IPSec to Azure Causing StrongSwan Crashes



  • Site to Site IPSec tunnel to Azure.  Connection works fine, right until it doesn't.

    This is the crash report:
    Crash report begins.  Anonymous machine information:

    amd64
    10.0-STABLE
    FreeBSD 10.0-STABLE #46 e852cd6(HEAD)-dirty: Wed Jul  2 16:10:52 CDT 2014    root@pf22-amd64-snap:/usr/obj.amd64/usr/pfSensesrc/src/sys/pfSense_SMP.10

    Crash report details:

    PHP Errors:
    [03-Jul-2014 20:13:28 Canada/Eastern] PHP Fatal error:  Maximum execution time of 900 seconds exceeded in /etc/inc/ipsec.inc on line 490



  • That code is looping around reading through some status data:

    while (!strstr($sread, "")) {
      $sread = fgets($fd);
      $response .= $sread;
    }
    

    I am guessing it is getting into an endless loop, never getting out of the "while".
    Then it is getting terminated by the PHP interpreter when it uses up the 900 second time limit.
    You could try putting a higher time limit in the code just above:

    set_time_limit(1800);
    

    and see if it still dies - that would indicate that it is really getting stuck in the loop forever.

    set_time_limit(0);
    

    will let the code run without time limit, but this does not look like a place that  should need this!
    Ermal introduced this function ipsec_smp_dump_status() in Feb 2014, so I guess he will see this and have a look at what is the problem with the while loop test.



  • I am working on it though still is strange that you get this.

    Is strongswan running at all during this time?



  • I can email detailed logs if you like.  StrongSwan goes down hard and restarts



  • I'm not sure which fixed the issue since I've made a variety of changes recently.  But the problem is gone… here is the list of what changed.

    • I'm running the July 6 build.
    • I've fixed an overlapping IP range issue (the one side had 10.10.1.0/24, 10.10.3.0, 10.10.4.0 and Azure was 10.10.2.0 which I think confused both sides of the tunnel).  Azure is now 10.11.0.0 so its a nice simple, single phase 2 entry
    • Switched from AES256 to 3DES.... the AES256 implementation and Azure's implementation don't seem to like each other.

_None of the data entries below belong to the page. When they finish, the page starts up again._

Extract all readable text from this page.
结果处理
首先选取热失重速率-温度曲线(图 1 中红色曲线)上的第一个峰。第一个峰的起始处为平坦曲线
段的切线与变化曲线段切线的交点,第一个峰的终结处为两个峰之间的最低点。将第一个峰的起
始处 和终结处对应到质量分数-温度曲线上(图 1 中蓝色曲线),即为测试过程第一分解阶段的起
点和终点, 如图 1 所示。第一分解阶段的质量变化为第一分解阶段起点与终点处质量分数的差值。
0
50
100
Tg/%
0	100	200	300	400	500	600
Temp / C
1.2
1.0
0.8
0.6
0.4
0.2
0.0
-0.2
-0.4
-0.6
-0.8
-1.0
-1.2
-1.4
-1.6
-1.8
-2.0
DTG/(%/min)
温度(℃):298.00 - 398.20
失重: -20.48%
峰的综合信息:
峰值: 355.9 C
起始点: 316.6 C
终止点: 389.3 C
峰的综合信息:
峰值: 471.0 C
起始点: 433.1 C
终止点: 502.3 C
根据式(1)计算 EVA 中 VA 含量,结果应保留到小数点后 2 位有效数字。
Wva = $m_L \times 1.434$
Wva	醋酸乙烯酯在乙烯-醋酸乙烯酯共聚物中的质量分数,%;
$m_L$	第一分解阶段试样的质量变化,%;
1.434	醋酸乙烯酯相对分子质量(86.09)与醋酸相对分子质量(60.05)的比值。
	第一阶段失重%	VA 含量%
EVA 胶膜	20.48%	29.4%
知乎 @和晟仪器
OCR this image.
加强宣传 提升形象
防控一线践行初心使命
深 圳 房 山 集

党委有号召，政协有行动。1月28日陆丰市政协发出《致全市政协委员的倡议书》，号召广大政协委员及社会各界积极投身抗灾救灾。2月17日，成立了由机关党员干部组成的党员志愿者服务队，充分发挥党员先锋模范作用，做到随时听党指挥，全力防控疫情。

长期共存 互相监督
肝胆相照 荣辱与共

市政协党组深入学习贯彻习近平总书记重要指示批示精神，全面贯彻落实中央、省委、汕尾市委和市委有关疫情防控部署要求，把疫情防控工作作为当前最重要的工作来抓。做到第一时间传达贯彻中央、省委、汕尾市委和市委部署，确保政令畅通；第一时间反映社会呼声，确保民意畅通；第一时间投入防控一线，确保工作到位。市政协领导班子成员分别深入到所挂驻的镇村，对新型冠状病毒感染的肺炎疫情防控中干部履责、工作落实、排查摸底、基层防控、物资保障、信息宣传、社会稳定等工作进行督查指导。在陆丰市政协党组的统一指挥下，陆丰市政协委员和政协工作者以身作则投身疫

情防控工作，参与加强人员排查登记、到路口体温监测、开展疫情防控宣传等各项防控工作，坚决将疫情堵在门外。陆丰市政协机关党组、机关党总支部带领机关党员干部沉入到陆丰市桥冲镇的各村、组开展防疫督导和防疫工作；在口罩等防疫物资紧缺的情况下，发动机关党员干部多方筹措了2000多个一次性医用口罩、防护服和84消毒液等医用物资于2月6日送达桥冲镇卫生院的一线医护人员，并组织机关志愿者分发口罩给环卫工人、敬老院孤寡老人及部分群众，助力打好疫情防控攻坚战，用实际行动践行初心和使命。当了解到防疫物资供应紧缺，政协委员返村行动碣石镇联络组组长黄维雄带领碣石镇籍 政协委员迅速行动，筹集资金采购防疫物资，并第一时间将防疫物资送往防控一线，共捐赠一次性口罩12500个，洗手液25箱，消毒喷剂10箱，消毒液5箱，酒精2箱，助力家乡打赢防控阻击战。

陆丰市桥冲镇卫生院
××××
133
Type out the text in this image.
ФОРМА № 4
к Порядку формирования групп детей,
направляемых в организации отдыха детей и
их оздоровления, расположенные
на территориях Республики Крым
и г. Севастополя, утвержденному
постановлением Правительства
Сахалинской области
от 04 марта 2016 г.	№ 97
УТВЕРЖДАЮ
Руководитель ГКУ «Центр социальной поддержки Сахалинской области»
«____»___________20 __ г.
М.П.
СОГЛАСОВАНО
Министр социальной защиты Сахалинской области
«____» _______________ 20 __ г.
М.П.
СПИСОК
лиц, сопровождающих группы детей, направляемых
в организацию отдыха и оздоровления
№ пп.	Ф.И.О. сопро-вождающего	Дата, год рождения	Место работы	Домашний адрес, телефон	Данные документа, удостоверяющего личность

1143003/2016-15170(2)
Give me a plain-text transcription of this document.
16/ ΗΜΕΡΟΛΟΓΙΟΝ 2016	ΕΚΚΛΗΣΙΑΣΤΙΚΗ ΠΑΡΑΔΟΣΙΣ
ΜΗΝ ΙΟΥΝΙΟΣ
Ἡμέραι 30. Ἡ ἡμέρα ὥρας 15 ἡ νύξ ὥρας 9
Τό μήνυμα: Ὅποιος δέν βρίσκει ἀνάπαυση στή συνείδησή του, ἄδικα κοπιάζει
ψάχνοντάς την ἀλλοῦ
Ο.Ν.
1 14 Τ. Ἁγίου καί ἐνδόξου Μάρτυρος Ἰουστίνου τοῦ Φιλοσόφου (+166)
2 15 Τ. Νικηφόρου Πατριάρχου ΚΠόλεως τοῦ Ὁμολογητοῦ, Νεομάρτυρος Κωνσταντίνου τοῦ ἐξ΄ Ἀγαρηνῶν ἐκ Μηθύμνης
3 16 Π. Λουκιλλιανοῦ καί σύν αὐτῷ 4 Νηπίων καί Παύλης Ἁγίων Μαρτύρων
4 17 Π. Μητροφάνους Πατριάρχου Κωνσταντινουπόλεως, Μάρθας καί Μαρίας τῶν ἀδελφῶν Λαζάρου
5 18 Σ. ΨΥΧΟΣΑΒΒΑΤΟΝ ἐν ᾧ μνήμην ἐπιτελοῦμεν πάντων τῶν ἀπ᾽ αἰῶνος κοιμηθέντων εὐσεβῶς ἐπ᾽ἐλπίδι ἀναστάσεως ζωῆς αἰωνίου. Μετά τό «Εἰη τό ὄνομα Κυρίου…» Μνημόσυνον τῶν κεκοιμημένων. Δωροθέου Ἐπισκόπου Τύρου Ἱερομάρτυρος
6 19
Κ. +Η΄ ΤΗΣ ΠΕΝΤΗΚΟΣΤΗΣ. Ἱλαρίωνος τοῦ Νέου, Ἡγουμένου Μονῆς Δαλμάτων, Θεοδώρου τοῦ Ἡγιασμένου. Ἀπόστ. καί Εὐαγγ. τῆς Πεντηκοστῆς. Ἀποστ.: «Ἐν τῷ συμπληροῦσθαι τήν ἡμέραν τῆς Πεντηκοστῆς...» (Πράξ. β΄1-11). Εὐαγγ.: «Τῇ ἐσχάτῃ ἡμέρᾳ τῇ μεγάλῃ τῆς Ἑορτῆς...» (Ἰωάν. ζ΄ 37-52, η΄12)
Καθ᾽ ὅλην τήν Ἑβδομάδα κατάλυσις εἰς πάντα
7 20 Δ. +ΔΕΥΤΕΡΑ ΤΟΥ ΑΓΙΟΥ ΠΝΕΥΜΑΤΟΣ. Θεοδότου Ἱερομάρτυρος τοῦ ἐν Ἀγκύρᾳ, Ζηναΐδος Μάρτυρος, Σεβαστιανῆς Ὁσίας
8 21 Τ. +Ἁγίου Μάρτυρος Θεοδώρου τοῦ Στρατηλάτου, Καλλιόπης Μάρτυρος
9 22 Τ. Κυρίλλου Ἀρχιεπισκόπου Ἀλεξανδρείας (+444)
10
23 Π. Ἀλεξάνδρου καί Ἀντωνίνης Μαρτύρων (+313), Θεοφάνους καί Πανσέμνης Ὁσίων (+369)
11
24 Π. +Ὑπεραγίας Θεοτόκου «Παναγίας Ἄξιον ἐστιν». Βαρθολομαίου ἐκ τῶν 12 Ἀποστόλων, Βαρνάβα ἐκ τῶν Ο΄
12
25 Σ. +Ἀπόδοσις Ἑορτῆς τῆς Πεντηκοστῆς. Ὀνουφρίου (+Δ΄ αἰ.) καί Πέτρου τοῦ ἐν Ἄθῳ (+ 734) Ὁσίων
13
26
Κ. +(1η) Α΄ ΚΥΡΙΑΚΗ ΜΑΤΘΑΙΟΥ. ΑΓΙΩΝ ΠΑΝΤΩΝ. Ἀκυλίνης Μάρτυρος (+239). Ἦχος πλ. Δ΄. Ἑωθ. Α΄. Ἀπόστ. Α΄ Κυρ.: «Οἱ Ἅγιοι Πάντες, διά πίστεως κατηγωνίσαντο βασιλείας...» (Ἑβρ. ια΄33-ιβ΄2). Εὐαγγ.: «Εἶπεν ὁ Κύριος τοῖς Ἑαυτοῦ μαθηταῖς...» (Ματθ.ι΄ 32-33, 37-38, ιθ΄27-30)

  • I spoke to soon, though much different error now.  When StrongSwan coughs up a lung, it now says:

    Jul 7 21:03:51 charon: 15[LIB] dumping 2 stack frame addresses:
    Jul 7 21:03:51 charon: 15[LIB] /lib/libthr.so.3 @ 0x801337000 (_swapcontext+0x15b) [0x80134545b]
    Jul 7 21:03:51 charon: 15[LIB] ->
    Jul 7 21:03:51 charon: 15[LIB] /lib/libthr.so.3 @ 0x801337000 (sigaction+0x343) [0x801345043]
    Jul 7 21:03:51 charon: 15[LIB] ->
    Jul 7 21:03:51 charon: 15[DMN] killing ourself, received critical signal



  • Can you put that in debug mode and send me the trace!

    Seems like something wrong is happening with some library there!



  • Please let me know which options to select and where to send the trace.  I'd really love to get IPSec tunnels stable.